On not buying Buy Nothing Christmas

December 30, 2012
Sarah Ens |

Christmas is by now long over and I am, as always, sad about it. I love the candles, the cookies, the darkness complete and frozen outside the window, and the hymns, stuck in my head all year long, finally sung with family and friends. I love the familiar biblical words breathing new life into my day-to-day and, of course, It’s A Wonderful Life right before bed. These are the memories I love-- the moments I look forward to most and I can’t help but be sad when they come to a close.

I like to think that these images would still be as beautiful as they are to me without the promise of gifts on Christmas morning, but this Christmas in particular, I wondered if perhaps part of the magic of Christmas has more to do with opening of presents than I’d like to admit. The more I thought about it, the more I was sure that the surprises waiting under the tree would certainly be missed if they were no longer a part of my Christmas. Buy Nothing Christmas, then, a movement inspired by an anti-consumeristic ethic I strongly admire, became to me less simple than I originally thought.

I want to be sure to emphasize that I absolutely respect the people who decide to partake in Buy Nothing Christmas. The commercial that Christmas has unfortunately in many ways become, with the Starbucks holiday drinks, the stressful mall parking lots, and the plastic shopping bags stretched to the brim, is troublesome. Those that are able to resist the advertisements and the cultivated need that accompanies them are certainly fighting a good fight. I don’t mean to deny that at all. Buying Nothing can inspire great thoughtfulness as gifts homemade or donations made in someone’s name make for wonderful gifts—the Grinch taught me long ago that Christmas is not bought from a store at all. And so, because anti-consumerism is an ethic that should be taught, especially during the Christmas season--a time of conscientiousness--it is possible that I am constructing an excuse for the receiving and giving of store-bought presents I so anticipate.

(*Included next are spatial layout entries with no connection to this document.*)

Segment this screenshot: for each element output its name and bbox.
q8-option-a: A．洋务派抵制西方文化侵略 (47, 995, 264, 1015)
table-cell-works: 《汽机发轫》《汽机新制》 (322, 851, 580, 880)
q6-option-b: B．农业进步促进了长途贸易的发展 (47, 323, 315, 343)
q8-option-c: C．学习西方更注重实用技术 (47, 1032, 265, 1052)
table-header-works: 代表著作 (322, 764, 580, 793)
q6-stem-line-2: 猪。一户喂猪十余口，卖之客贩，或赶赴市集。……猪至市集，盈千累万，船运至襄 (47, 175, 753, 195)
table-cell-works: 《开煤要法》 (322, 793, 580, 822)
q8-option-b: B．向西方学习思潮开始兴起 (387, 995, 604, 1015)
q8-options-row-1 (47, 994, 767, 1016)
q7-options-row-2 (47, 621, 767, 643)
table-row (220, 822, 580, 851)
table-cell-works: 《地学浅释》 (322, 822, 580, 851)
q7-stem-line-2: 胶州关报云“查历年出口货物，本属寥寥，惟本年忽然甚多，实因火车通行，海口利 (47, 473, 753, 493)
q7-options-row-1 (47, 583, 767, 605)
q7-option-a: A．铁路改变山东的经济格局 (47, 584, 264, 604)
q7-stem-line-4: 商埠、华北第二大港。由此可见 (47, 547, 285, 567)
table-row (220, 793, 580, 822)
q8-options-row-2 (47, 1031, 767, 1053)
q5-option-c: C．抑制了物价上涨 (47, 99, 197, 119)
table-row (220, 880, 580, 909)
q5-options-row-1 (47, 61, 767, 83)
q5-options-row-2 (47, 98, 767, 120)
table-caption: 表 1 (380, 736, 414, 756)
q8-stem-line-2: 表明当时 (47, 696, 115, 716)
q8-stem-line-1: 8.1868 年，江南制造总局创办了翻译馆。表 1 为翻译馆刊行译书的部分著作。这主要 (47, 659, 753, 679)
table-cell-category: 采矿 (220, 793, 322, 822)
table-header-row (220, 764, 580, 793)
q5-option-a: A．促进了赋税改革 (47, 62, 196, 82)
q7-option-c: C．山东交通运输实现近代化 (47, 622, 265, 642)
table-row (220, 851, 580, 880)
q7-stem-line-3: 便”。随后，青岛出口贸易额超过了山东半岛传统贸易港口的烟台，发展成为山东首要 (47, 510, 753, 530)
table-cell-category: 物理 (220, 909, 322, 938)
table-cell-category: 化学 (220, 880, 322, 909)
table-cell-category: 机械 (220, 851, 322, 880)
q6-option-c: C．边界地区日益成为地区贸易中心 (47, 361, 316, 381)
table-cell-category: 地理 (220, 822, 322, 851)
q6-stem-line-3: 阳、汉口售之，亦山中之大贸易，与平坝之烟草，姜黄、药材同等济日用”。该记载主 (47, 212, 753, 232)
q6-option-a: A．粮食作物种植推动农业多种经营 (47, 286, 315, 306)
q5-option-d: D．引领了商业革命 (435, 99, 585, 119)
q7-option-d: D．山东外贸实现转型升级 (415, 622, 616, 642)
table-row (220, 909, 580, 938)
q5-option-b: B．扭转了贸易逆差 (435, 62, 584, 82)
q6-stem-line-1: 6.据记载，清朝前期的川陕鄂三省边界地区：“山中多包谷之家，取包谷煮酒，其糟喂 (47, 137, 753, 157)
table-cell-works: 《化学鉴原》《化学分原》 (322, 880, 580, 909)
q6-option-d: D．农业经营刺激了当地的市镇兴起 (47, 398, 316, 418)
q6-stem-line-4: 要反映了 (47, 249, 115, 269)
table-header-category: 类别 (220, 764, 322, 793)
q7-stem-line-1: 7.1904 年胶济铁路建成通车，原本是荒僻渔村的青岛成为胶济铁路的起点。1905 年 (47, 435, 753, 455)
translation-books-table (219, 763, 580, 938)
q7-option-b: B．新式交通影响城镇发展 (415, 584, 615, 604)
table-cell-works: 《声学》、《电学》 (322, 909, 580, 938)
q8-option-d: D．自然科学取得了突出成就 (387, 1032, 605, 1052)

However, while I may have bought into the commercials a little too much, there is something absolutely satisfying about picking out a sweater for your brother that he loves so much that he puts it on as soon as he unwraps it and wears it practically every day of the winter. There is almost nothing I like more than receiving a great book that was picked out because either the giver loved the book and wanted to share it or because they had me in mind as they read it. Giving family and friends jewelry, gadgets, or even iTunes gift certificates are presents that are certainly not needed, but rather, wanted. Christmas is an excuse to think about the people you love and give them what you think they might really want.

Certainly, I have romanticised Christmas shopping and certainly I am speaking from a position of privilege. The magic of Christmas that depends somewhat on “stuff” is impossible for many who cannot fill the space under their tree. This, again, is problematic since it creates a yet another power dynamic between those who can buy Christmas and those who cannot. I firmly believe that there must be a change, and that Buy Nothing Christmas is a good way to start. However, I wonder if we must throw out the frivolity that comes from store-bought presents all together—-purchased gifts cannot be all bad. (After all, the Three Wise Men were quite big spenders themselves.)

So this year, like other years, I stood in line and bought Christmas presents, aware of the consumerism I was buying into but not quite sure that it was absolutely wrong either, forcing me to wonder if Christmas really can be as simple as Buy Nothing or Buy Something.